La question du pouvoir des femmes, au menu du colloque international de l'Auf

Dakar, Sénégal (PANA) – Le colloque international portant sur la question du pouvoir des femmes à travers le prisme de la formation universitaire, a débuté jeudi à Dakar, en présence du réseau des femmes universitaires francophones, du président de l'Agence universitaire de la Francophonie (Auf), M. Abdellatif Miraoui, et de plusieurs autres personnalités.

Placée sous le thème ''Femmes universitaires, Femmes de pouvoir'', cette rencontre internationale qui se tient en prélude du 15ème sommet de la Francophonie prévu les 29 et 30 novembre à Dakar, est organisée par l'Agence Universitaire de la Francophonie (Auf) en collaboration avec l'Etat du Sénégal.

La rencontre qui va durer deux jours, a été présidée par le Pr Mary Teuw Niane, ministre de l'Enseignement Supérieur et de la Recherche du Sénégal.

Elle permettra aux différents universitaires et participants issus de l'espace francophone de réfléchir sur deux axes essentiels, notamment un axe général et transversal touchant à tous les domaines insuffisamment investis par les femmes et les obstacles socio-culturels imposés empêchant leur accès au pouvoir, et un axe traitant de thèmes spécifiques où se croiseront formation universitaire et pouvoirs politiques, économiques ou autres.

Selon le ministre Mary T. Niane, il est difficile pour les femmes d'allier la responsabilité de la gestion quotidienne de la famille à la recherche et aux exigences liées à l'exercice de leurs responsabilités administratives et académiques.

''Ce défi crée un déséquilibre entre les hommes et les femmes dans la société et dans l'espace universitaire censés être des espaces de liberté, d'égalité des chances et de la justice'', a-t-il expliqué.

Pour relever ce défi, il a indiqué qu'une discrimination positive en faveur des femmes et en particulier des enseignantes-chercheures et étudiantes leur permettra d'avancer dans leur carrière académique.

''Cette méthode aidera nos nations, car un seul potentiel scientifique national renforcé permettra d'atteindre l'émergence économique et d'améliorer le bien-être des populations'', a-t-il ajouté.

Dans la même perspective, la secrétaire générale de l'Auf, Mme Nelly Fesseau, a indiqué que la question de l'évolution du rapport de pouvoir des femmes n'est pas spécifique à l'université, mais concerne la société dans sa globalité.

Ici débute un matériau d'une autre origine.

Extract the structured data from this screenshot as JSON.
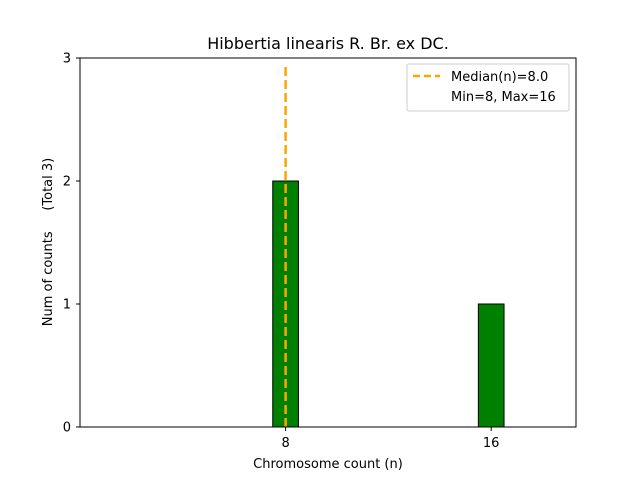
{
  "chart_data": {
    "type": "bar",
    "title": "Hibbertia linearis R. Br. ex DC.",
    "xlabel": "Chromosome count (n)",
    "ylabel": "Num of counts     (Total 3)",
    "categories": [
      "8",
      "16"
    ],
    "x": [
      8,
      16
    ],
    "values": [
      2,
      1
    ],
    "bar_color": "#008000",
    "bar_edge_color": "#000000",
    "xlim": [
      0,
      19.3
    ],
    "ylim": [
      0,
      3
    ],
    "yticks": [
      0,
      1,
      2,
      3
    ],
    "xticks": [
      8,
      16
    ],
    "grid": false,
    "median": {
      "value": 8.0,
      "color": "#FFA500",
      "style": "dashed"
    },
    "legend": {
      "position": "top-right",
      "entries": [
        "Median(n)=8.0",
        "Min=8, Max=16"
      ]
    }
  }
}
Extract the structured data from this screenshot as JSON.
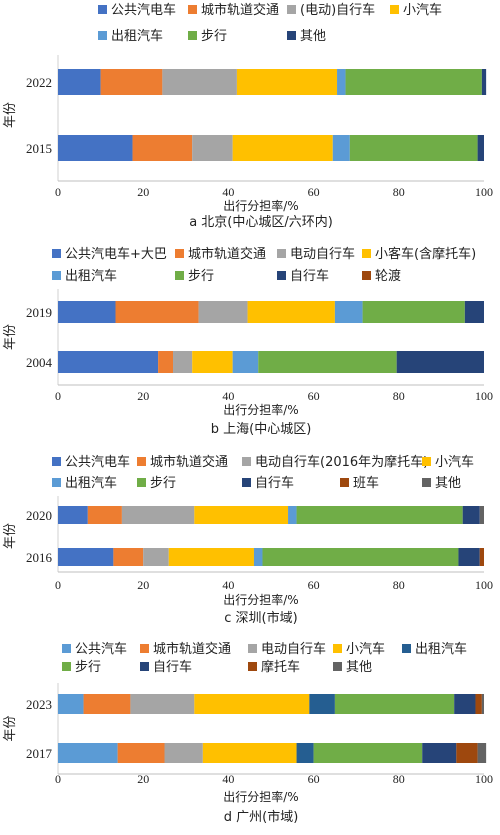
{
  "chart_data": [
    {
      "type": "bar",
      "orientation": "horizontal",
      "stacked": true,
      "caption": "a 北京(中心城区/六环内)",
      "xlabel": "出行分担率/%",
      "ylabel": "年份",
      "xlim": [
        0,
        100
      ],
      "xticks": [
        "0",
        "20",
        "40",
        "60",
        "80",
        "100"
      ],
      "categories": [
        "2022",
        "2015"
      ],
      "legend": {
        "position": "top",
        "columns": 4
      },
      "series": [
        {
          "name": "公共汽电车",
          "color": "#4472c4",
          "values": [
            10,
            17.5
          ]
        },
        {
          "name": "城市轨道交通",
          "color": "#ed7d31",
          "values": [
            14.5,
            14
          ]
        },
        {
          "name": "(电动)自行车",
          "color": "#a5a5a5",
          "values": [
            17.5,
            9.5
          ]
        },
        {
          "name": "小汽车",
          "color": "#ffc000",
          "values": [
            23.5,
            23.5
          ]
        },
        {
          "name": "出租汽车",
          "color": "#5b9bd5",
          "values": [
            2,
            4
          ]
        },
        {
          "name": "步行",
          "color": "#70ad47",
          "values": [
            32,
            30
          ]
        },
        {
          "name": "其他",
          "color": "#264478",
          "values": [
            1,
            1.5
          ]
        }
      ]
    },
    {
      "type": "bar",
      "orientation": "horizontal",
      "stacked": true,
      "caption": "b 上海(中心城区)",
      "xlabel": "出行分担率/%",
      "ylabel": "年份",
      "xlim": [
        0,
        100
      ],
      "xticks": [
        "0",
        "20",
        "40",
        "60",
        "80",
        "100"
      ],
      "categories": [
        "2019",
        "2004"
      ],
      "legend": {
        "position": "top",
        "columns": 4
      },
      "series": [
        {
          "name": "公共汽电车+大巴",
          "color": "#4472c4",
          "values": [
            13.5,
            23.5
          ]
        },
        {
          "name": "城市轨道交通",
          "color": "#ed7d31",
          "values": [
            19.5,
            3.5
          ]
        },
        {
          "name": "电动自行车",
          "color": "#a5a5a5",
          "values": [
            11.5,
            4.5
          ]
        },
        {
          "name": "小客车(含摩托车)",
          "color": "#ffc000",
          "values": [
            20.5,
            9.5
          ]
        },
        {
          "name": "出租汽车",
          "color": "#5b9bd5",
          "values": [
            6.5,
            6
          ]
        },
        {
          "name": "步行",
          "color": "#70ad47",
          "values": [
            24,
            32.5
          ]
        },
        {
          "name": "自行车",
          "color": "#264478",
          "values": [
            4.5,
            20.5
          ]
        },
        {
          "name": "轮渡",
          "color": "#9e480e",
          "values": [
            0,
            0
          ]
        }
      ]
    },
    {
      "type": "bar",
      "orientation": "horizontal",
      "stacked": true,
      "caption": "c 深圳(市域)",
      "xlabel": "出行分担率/%",
      "ylabel": "年份",
      "xlim": [
        0,
        100
      ],
      "xticks": [
        "0",
        "20",
        "40",
        "60",
        "80",
        "100"
      ],
      "categories": [
        "2020",
        "2016"
      ],
      "legend": {
        "position": "top",
        "columns": 4
      },
      "series": [
        {
          "name": "公共汽电车",
          "color": "#4472c4",
          "values": [
            7,
            13
          ]
        },
        {
          "name": "城市轨道交通",
          "color": "#ed7d31",
          "values": [
            8,
            7
          ]
        },
        {
          "name": "电动自行车(2016年为摩托车)",
          "color": "#a5a5a5",
          "values": [
            17,
            6
          ]
        },
        {
          "name": "小汽车",
          "color": "#ffc000",
          "values": [
            22,
            20
          ]
        },
        {
          "name": "出租汽车",
          "color": "#5b9bd5",
          "values": [
            2,
            2
          ]
        },
        {
          "name": "步行",
          "color": "#70ad47",
          "values": [
            39,
            46
          ]
        },
        {
          "name": "自行车",
          "color": "#264478",
          "values": [
            4,
            5
          ]
        },
        {
          "name": "班车",
          "color": "#9e480e",
          "values": [
            0,
            1
          ]
        },
        {
          "name": "其他",
          "color": "#636363",
          "values": [
            1,
            0
          ]
        }
      ]
    },
    {
      "type": "bar",
      "orientation": "horizontal",
      "stacked": true,
      "caption": "d 广州(市域)",
      "xlabel": "出行分担率/%",
      "ylabel": "年份",
      "xlim": [
        0,
        100
      ],
      "xticks": [
        "0",
        "20",
        "40",
        "60",
        "80",
        "100"
      ],
      "categories": [
        "2023",
        "2017"
      ],
      "legend": {
        "position": "top",
        "columns": 5
      },
      "series": [
        {
          "name": "公共汽车",
          "color": "#5b9bd5",
          "values": [
            6,
            14
          ]
        },
        {
          "name": "城市轨道交通",
          "color": "#ed7d31",
          "values": [
            11,
            11
          ]
        },
        {
          "name": "电动自行车",
          "color": "#a5a5a5",
          "values": [
            15,
            9
          ]
        },
        {
          "name": "小汽车",
          "color": "#ffc000",
          "values": [
            27,
            22
          ]
        },
        {
          "name": "出租汽车",
          "color": "#255e91",
          "values": [
            6,
            4
          ]
        },
        {
          "name": "步行",
          "color": "#70ad47",
          "values": [
            28,
            25.5
          ]
        },
        {
          "name": "自行车",
          "color": "#264478",
          "values": [
            5,
            8
          ]
        },
        {
          "name": "摩托车",
          "color": "#9e480e",
          "values": [
            1.5,
            5
          ]
        },
        {
          "name": "其他",
          "color": "#636363",
          "values": [
            0.5,
            2
          ]
        }
      ]
    }
  ]
}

Par conséquent selon elle, on doit d'abord changer la société, c'est-à-dire prendre des lois qui favorisent l'égalité entre les hommes et les femmes pour faire évoluer l'égalité entre les deux sexes. ''C'est uniquement dans ce contexte large et paritaire que la question de la place des femmes au sein des universités pourrait être traitée'', a-t-elle souligné.

''On ne peut pas poser la question du rapport des femmes universitaires au pouvoir indépendamment de la question de leur vie personnelle. On doit d'abord faire carrière au sein de son foyer avec son mari et et ses enfants, avant de pouvoir aspirer en termes de reconnaissance sociale à une carrière universitaire'', a-t-elle ajouté.

Selon les organisateurs, le thème du colloque a été choisi par le réseau des femmes membres de l'Auf, qui ont décidé de créer un observatoire sur la situation des femmes universitaires au sein de leurs universités et des rapports qu'elles entretiennent avec le pouvoir.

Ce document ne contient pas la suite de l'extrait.